Baca artikel IDN Times lainnya di IDN App
For
You

Cerita WNI Hampir Kena Roket, Dikepung Tank Israel di Gaza

Farid Zanzabil Al Ayubi, WNI relawan MER-C di Gaza. (IDN Times/Rendy)
Intinya sih...
  • Israel menggempur Gaza selama tujuh bulan, menewaskan 35.272 orang dan melukai 78.827 orang.
  • Terdapat tiga WNI di Gaza saat serangan bertubi-tubi Israel Oktober 2023, salah satunya mahasiswa yang ikut evakuasi ke Indonesia.

Jakarta, IDN Times - Tujuh bulan sudah Israel menggempur Jalur Gaza. Wilayah utara hingga selatan Gaza, kini hancur.

Serangan Israel ini berdalih sebagai serangan membela diri karena diserang Hamas pada 7 Oktober 2023 lalu dan menewaskan sekitar 1.200 orang.

Dikutip dari Anadolu, serangan Israel di Gaza menelan korban tewas sebanyak 35.272 orang serta membuat 78.827 orang terluka. Tel Aviv juga menerapkan blokade yang melumpuhkan wilayah kantong Palestina tersebut, menyebabkan seluruh penduduknya berada di ambang kelaparan akut.

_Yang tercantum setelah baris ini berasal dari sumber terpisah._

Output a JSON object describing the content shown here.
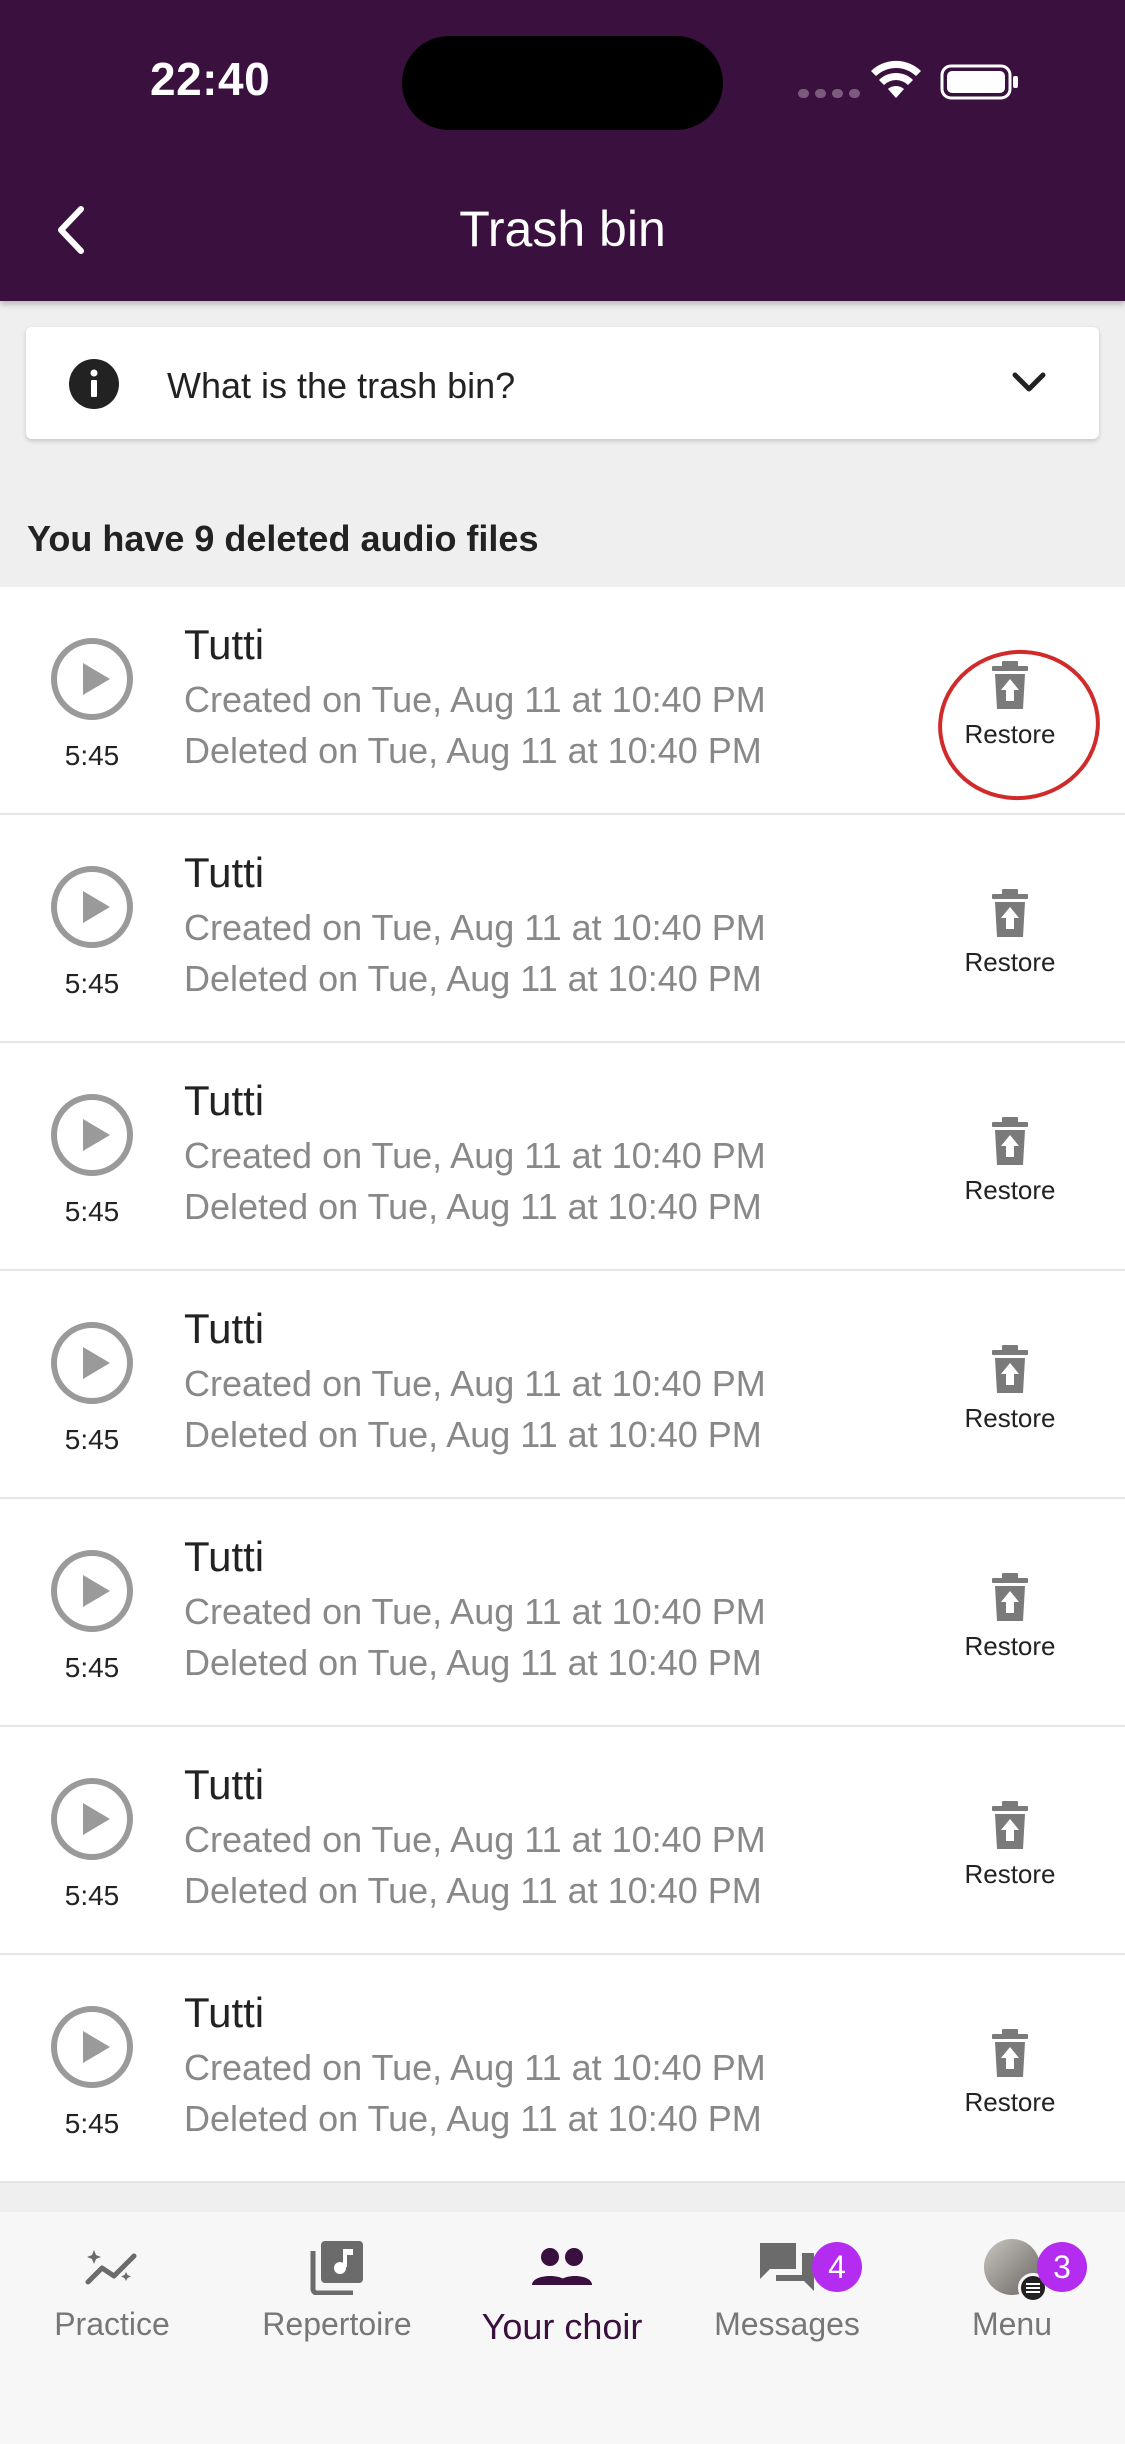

Dalam serangan bertubi-tubi Israel ke Gaza pada Oktober 2023 lalu, ada tiga Warga Negara Indonesia (WNI) yang kala itu berada di Gaza dan tinggal di sekitar Rumah Sakit Indonesia, yang terletak di Beit Lahiya, utara Gaza. Salah satunya bernama Farid Zanzabil Al Ayubi.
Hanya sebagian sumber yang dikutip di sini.